О знаменитой балерине писали в газетах, в серьезных исследованиях, дамских журналах очень много. Над россказнями журналистов она хохотала, никаких особых сплетен про нее не могли выдумать, восхваления критиков и поклонников не оказывали на нее никакого воздействия. Об ее увлечениях никто ничего не знал. Она не думала о замужестве, это бы лишь отвлекло от ее целей, ей нужна была независимость и в житейском плане. И все же она оформила брак с человеком, с которым связалась давно, с В. Дандре, чиновником правительствующего сената, последовавшим за артисткой в ее странствиях как антрепренер, но объясняла это тем, что не хотела ставить в неловкое положение своих знакомых.

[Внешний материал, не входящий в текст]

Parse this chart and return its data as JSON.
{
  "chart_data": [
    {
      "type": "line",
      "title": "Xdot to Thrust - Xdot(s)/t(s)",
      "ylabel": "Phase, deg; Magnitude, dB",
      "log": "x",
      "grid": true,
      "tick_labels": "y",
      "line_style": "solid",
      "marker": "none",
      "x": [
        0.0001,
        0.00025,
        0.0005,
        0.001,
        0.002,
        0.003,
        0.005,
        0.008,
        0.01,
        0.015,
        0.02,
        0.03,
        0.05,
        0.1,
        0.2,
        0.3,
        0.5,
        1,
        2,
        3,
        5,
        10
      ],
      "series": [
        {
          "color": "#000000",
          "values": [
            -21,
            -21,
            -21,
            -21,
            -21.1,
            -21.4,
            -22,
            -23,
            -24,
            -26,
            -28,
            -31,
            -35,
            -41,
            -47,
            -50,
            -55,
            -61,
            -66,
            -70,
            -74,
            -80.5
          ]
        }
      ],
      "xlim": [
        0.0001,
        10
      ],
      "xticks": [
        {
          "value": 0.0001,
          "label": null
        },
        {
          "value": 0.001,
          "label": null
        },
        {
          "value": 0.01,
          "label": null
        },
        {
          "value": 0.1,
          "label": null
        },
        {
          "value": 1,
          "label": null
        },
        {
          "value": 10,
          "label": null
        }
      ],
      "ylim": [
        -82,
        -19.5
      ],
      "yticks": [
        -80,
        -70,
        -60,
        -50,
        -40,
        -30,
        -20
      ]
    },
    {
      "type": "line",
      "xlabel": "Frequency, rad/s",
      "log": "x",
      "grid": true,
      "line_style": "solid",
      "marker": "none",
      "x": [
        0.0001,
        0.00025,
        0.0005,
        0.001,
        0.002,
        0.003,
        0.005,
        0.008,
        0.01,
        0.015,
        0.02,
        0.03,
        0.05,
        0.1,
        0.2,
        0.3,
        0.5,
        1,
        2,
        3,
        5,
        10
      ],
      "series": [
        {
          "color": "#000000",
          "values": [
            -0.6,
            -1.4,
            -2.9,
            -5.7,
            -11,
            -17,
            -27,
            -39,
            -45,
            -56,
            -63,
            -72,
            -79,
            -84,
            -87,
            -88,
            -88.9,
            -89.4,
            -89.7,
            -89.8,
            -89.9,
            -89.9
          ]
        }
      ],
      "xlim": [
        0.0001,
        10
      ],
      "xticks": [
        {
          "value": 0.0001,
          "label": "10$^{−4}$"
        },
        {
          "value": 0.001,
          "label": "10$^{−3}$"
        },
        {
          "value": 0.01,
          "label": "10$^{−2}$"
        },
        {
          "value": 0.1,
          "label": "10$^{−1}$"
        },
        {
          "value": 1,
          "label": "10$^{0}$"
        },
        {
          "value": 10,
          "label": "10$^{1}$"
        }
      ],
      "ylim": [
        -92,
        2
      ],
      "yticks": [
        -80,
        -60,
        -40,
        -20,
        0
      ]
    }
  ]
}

Лишь одно школьное сочинение привело ее в такой восторг, что она говорила о нем несколько дней. Девочка во время каникул видела Анну Павлову и выбрала это событие темой для сочинения: «Однажды я видела фею. Ее имя – Анна Павлова…»

В постоянных усилиях к совершенству человек может уподобиться ангелам и даже Богу, считали мыслители эпохи Возрождения. Нечто такое мелькало несомненно в грезах и Анны Павловой, сохранившей в душе и в чертах характера детскость в ее подчас неожиданных проявлениях..

Ее исключительная дружба с Чарли Чаплиным говорит о том же. Биограф странно противопоставляет их: «Искусство Павловой было выражением высокого гуманизма, а искусство Чаплина заключалось в подчеркивании драматических сторон жизни». Это же Пушкин и Гоголь, и оба представители высокого гуманизма. Но понятие высокого гуманизма в отношении Анны Павловой и классического балета, который культивировался изначально как придворный жанр, здесь упомянуто как нельзя кстати. Русский балет в начале XX века преодолевает застывшие формы классицизма и, наполняясь романтическим содержанием эпохи, свершает скачок к высокой ренессансной классике.